In Windows Communication Foundation (WCF), if you want to be able to pass an object with code around a distributed application then you have to compile the receiving end with the interface definition of the remote object.
You wouldn’t ever put a
DataContract on a code method because that means all clients that have to use it have to be recompiled if the code in that method is changed. This creates lots of coupling between the server and client side which is not desirable. An even less desirable effect occurs when OO principles are used in distributed computing. Let’s talk about the problems of passing and object by reference first, before we talk about how passing by value can improve the performance of the application.
Passing by Reference
WCF does not support passing by reference because it is an OO principle that, when stretched over a network, does not give efficient solutions. If you pass a pointer to an object residing on the server, then the client would receive a reference to the object that allows it query each class field as it is required. This adds more network overhead with issues like TCP header size (minimum of 20 bytes, read this and time required for ACKs to propagate slowing down the process considerably, especially when lots of member fields must be retrieved. When multiple small member fields are retrieved this way, the size of the actual data is insignificant compared to the packet overhead (format info, destination machine, sequence numbers, TTL and so on). The other disadvantage of passing by reference is the increased coupling between server code and client code. The initial decision to use good OO principles was done because these principles are proven to work, however, solving a problem in a distributed fashion (i.e. involving a network connection) changes the nature of the problem.

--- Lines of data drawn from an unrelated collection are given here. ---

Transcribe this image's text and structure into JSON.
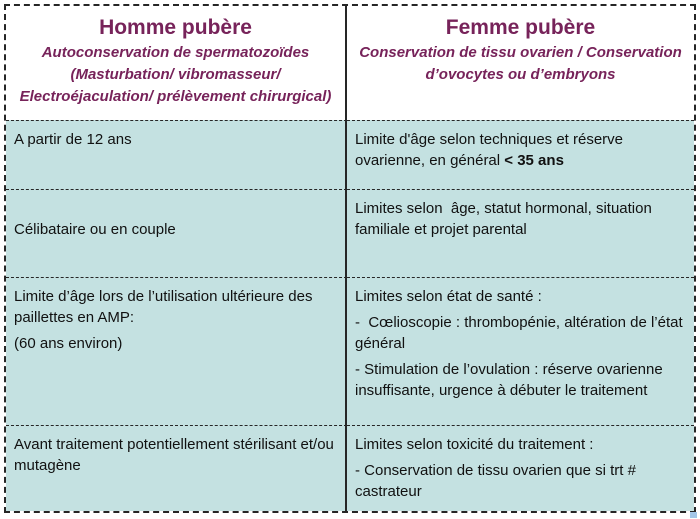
{
  "document": {
    "type": "comparison-table",
    "topic": "Préservation de la fertilité : homme pubère vs femme pubère"
  },
  "header": {
    "left": {
      "title": "Homme pubère",
      "subtitle_lines": [
        "Autoconservation de spermatozoïdes",
        "(Masturbation/ vibromasseur/",
        "Electroéjaculation/ prélèvement chirurgical)"
      ]
    },
    "right": {
      "title": "Femme pubère",
      "subtitle_lines": [
        "Conservation de tissu ovarien / Conservation",
        "d’ovocytes ou d’embryons"
      ]
    }
  },
  "rows": [
    {
      "left": {
        "p1": "A partir de 12 ans"
      },
      "right": {
        "p1_text": "Limite d'âge selon techniques et réserve ovarienne, en général ",
        "p1_bold": "< 35 ans"
      }
    },
    {
      "left": {
        "p1": "Célibataire ou en couple"
      },
      "right": {
        "p1": "Limites selon  âge, statut hormonal, situation familiale et projet parental"
      }
    },
    {
      "left": {
        "p1": "Limite d’âge lors de l’utilisation ultérieure des paillettes en AMP:",
        "p2": "(60 ans environ)"
      },
      "right": {
        "p1": "Limites selon état de santé :",
        "p2": "-  Cœlioscopie : thrombopénie, altération de l’état général",
        "p3": "- Stimulation de l’ovulation : réserve ovarienne insuffisante, urgence à débuter le traitement"
      }
    },
    {
      "left": {
        "p1": "Avant traitement potentiellement stérilisant et/ou mutagène"
      },
      "right": {
        "p1": "Limites selon toxicité du traitement :",
        "p2": "- Conservation de tissu ovarien que si trt # castrateur"
      }
    }
  ],
  "colors": {
    "header_text": "#77235a",
    "cell_background": "#c4e1e1",
    "border": "#262626",
    "body_text": "#111111"
  }
}
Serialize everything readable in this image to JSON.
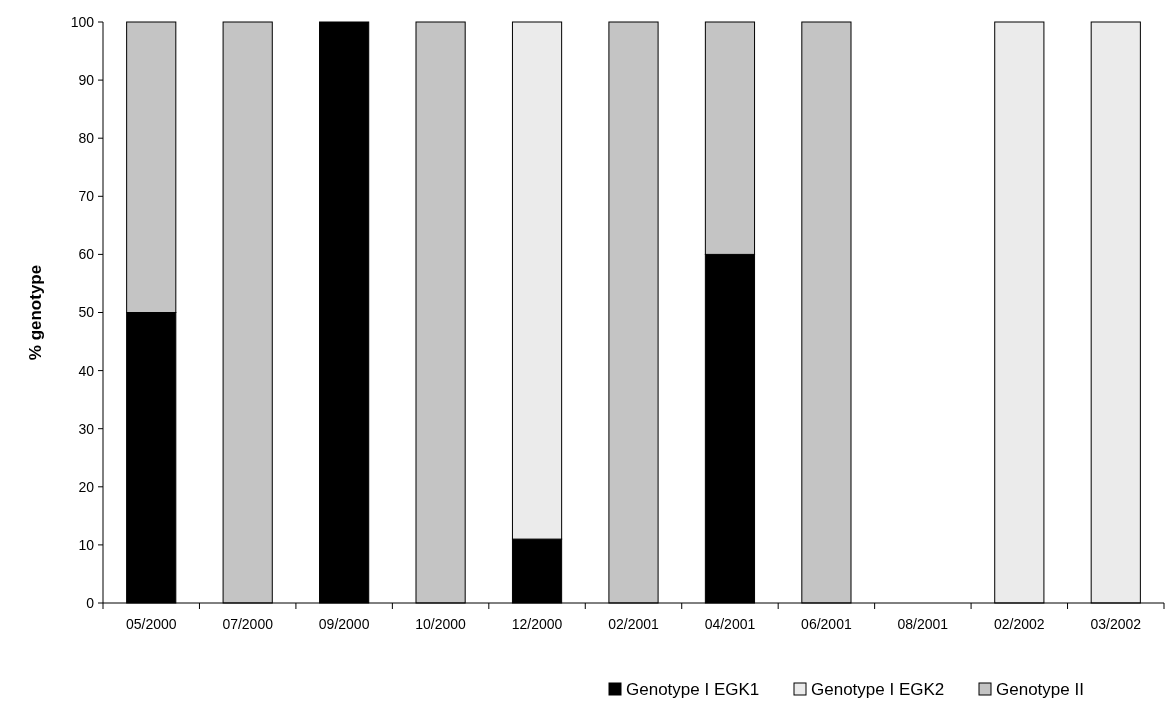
{
  "chart_data": {
    "type": "bar",
    "stacked": true,
    "ylabel": "% genotype",
    "categories": [
      "05/2000",
      "07/2000",
      "09/2000",
      "10/2000",
      "12/2000",
      "02/2001",
      "04/2001",
      "06/2001",
      "08/2001",
      "02/2002",
      "03/2002"
    ],
    "series": [
      {
        "name": "Genotype I EGK1",
        "color": "#000000",
        "values": [
          50,
          0,
          100,
          0,
          11,
          0,
          60,
          0,
          0,
          0,
          0
        ]
      },
      {
        "name": "Genotype I EGK2",
        "color": "#ebebeb",
        "values": [
          0,
          0,
          0,
          0,
          89,
          0,
          0,
          0,
          0,
          100,
          100
        ]
      },
      {
        "name": "Genotype II",
        "color": "#c4c4c4",
        "values": [
          50,
          100,
          0,
          100,
          0,
          100,
          40,
          100,
          0,
          0,
          0
        ]
      }
    ],
    "ylim": [
      0,
      100
    ],
    "yticks": [
      0,
      10,
      20,
      30,
      40,
      50,
      60,
      70,
      80,
      90,
      100
    ],
    "legend": "bottom right"
  }
}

Do what works, not what is theoretically appealing.
Passing by Value
So now that we’ve crapped all over passing by reference… is passing by value any better? Passing objects directly across a network in a distributed application causes a whole bunch of other problems. The first one involves the fact that objects are data and code. How can we pass both to the remote end? Is it even a good idea to pass code between server and client? It’s definitely not good for interoperability and coupling goes through the roof! We are breaking the rules of good object-oriented design. That is why it took so long for RPC to evolve.

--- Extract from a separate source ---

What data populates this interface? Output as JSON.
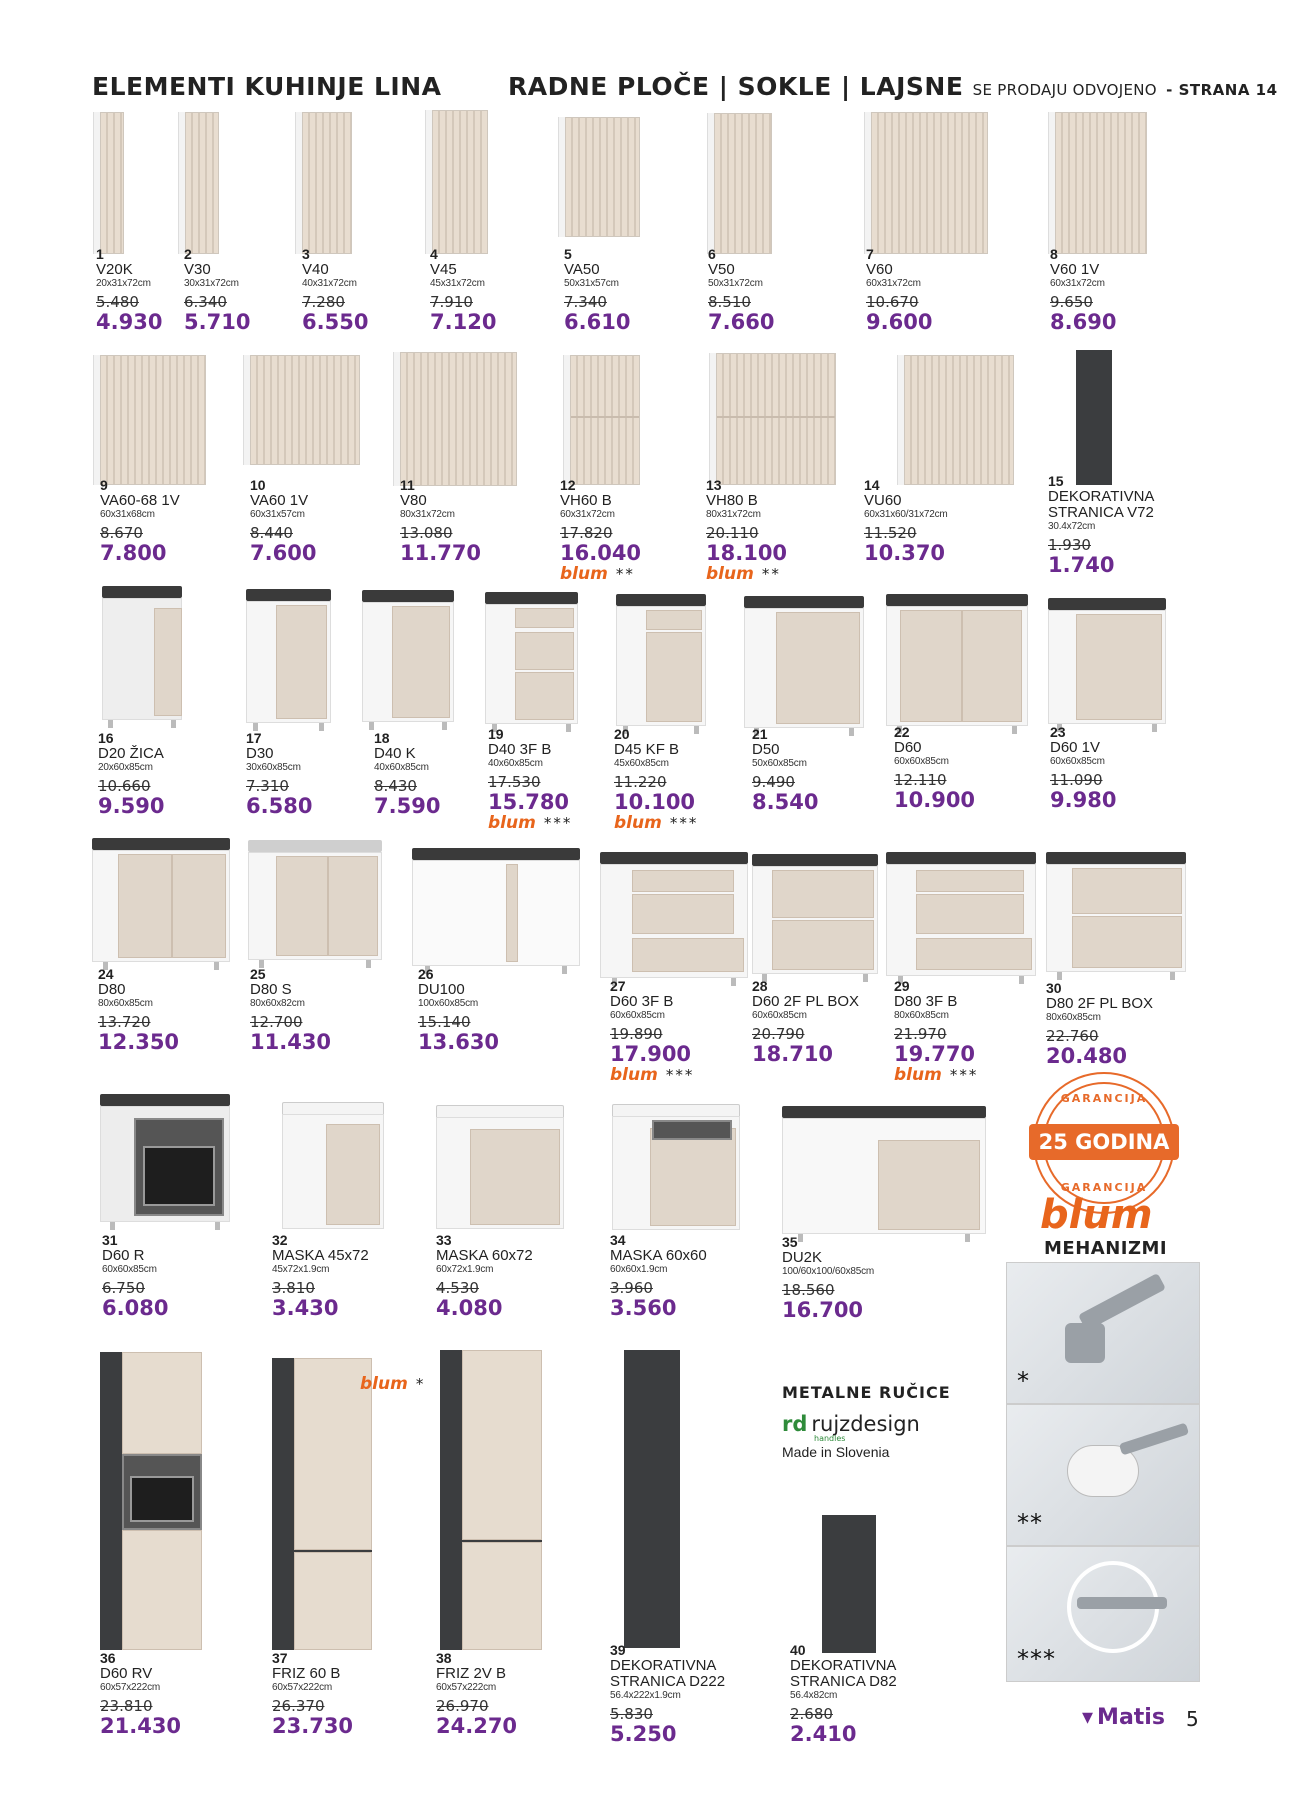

Solution? Compile both sides with class Definition
The remote end cannot infer getters and setter from serialised object data. The only way to make the remote end aware of this is to compile both sides, not only the object interface, but also the source code of the class implementation. This is obviously terrible from a design point of view as we are creating strong coupling between the remote and the server. Change any code and everything needs compiling. In addition to that, this approach is not very language independent either. Solution. WCF’s Best Effort Deserialization.
WCF will try to shove the deserialised data into the class the remote end is assigning it to. This class must have the same fields as the incoming data. There is an interoperability issue when .NET’s built in types are serialised.